ERK1/2 MAP kinases: structure, function, and regulation

Abstract

ERK1 and ERK2 are related protein-serine/threonine kinases that participate in the Ras-Raf-MEK-ERK signal transduction cascade. This cascade participates in the regulation of a large variety of processes including cell adhesion, cell cycle progression, cell migration, cell survival, differentiation, metabolism, proliferation, and transcription. MEK1/2 catalyze the phosphorylation of human ERK1/2 at Tyr204/187 and then Thr202/185. The phosphorylation of both tyrosine and threonine is required for enzyme activation. Whereas the Raf kinase and MEK families have narrow substrate specificity, ERK1/2 catalyze the phosphorylation of hundreds of cytoplasmic and nuclear substrates including regulatory molecules and transcription factors. ERK1/2 are proline-directed kinases that preferentially catalyze the phosphorylation of substrates containing a Pro-Xxx-Ser/Thr-Pro sequence. Besides this primary structure requirement, many ERK1/2 substrates possess a D-docking site, an F-docking site, or both. A variety of scaffold proteins including KSR1/2, IQGAP1, MP1, β-Arrestin1/2 participate in the regulation of the ERK1/2 MAP kinase cascade. The regulatory dephosphorylation of ERK1/2 is mediated by protein-tyrosine specific phosphatases, protein-serine/threonine phosphatases, and dual specificity phosphatases. The combination of kinases and phosphatases make the overall process reversible. The ERK1/2 catalyzed phosphorylation of nuclear transcription factors including those of Ets, Elk, and c-Fos represents an important function and requires the translocation of ERK1/2 into the nucleus by active and passive processes involving the nuclear pore.
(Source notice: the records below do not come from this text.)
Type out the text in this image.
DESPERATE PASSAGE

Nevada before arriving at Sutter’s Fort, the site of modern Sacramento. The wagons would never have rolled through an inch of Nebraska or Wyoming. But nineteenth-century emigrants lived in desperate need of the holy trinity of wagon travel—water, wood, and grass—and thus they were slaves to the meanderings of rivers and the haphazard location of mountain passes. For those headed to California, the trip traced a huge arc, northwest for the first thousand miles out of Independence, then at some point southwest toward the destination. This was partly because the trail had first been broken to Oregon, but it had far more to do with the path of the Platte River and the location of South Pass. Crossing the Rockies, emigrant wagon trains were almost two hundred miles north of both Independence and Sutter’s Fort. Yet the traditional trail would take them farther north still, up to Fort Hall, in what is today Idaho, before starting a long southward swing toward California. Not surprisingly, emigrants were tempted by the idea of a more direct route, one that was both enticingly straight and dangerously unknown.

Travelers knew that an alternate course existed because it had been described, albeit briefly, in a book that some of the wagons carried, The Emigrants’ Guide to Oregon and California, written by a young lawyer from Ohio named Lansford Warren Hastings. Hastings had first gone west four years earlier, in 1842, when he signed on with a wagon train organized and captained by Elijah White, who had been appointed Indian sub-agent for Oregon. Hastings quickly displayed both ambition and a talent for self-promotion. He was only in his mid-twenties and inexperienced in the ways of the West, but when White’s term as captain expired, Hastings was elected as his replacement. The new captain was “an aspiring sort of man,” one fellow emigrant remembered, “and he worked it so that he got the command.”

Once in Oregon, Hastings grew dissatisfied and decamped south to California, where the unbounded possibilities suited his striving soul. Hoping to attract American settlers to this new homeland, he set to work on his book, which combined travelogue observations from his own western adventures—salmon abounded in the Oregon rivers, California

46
These transcription factors participate in the immediate early gene response. The activity of the Ras-Raf-MEK-ERK cascade is increased in about one-third of all human cancers, and inhibition of components of this cascade by targeted inhibitors represents an important anti-tumor strategy. Thus far, however, only inhibition of mutant B-Raf (Val600Glu) has been found to be therapeutically efficacious.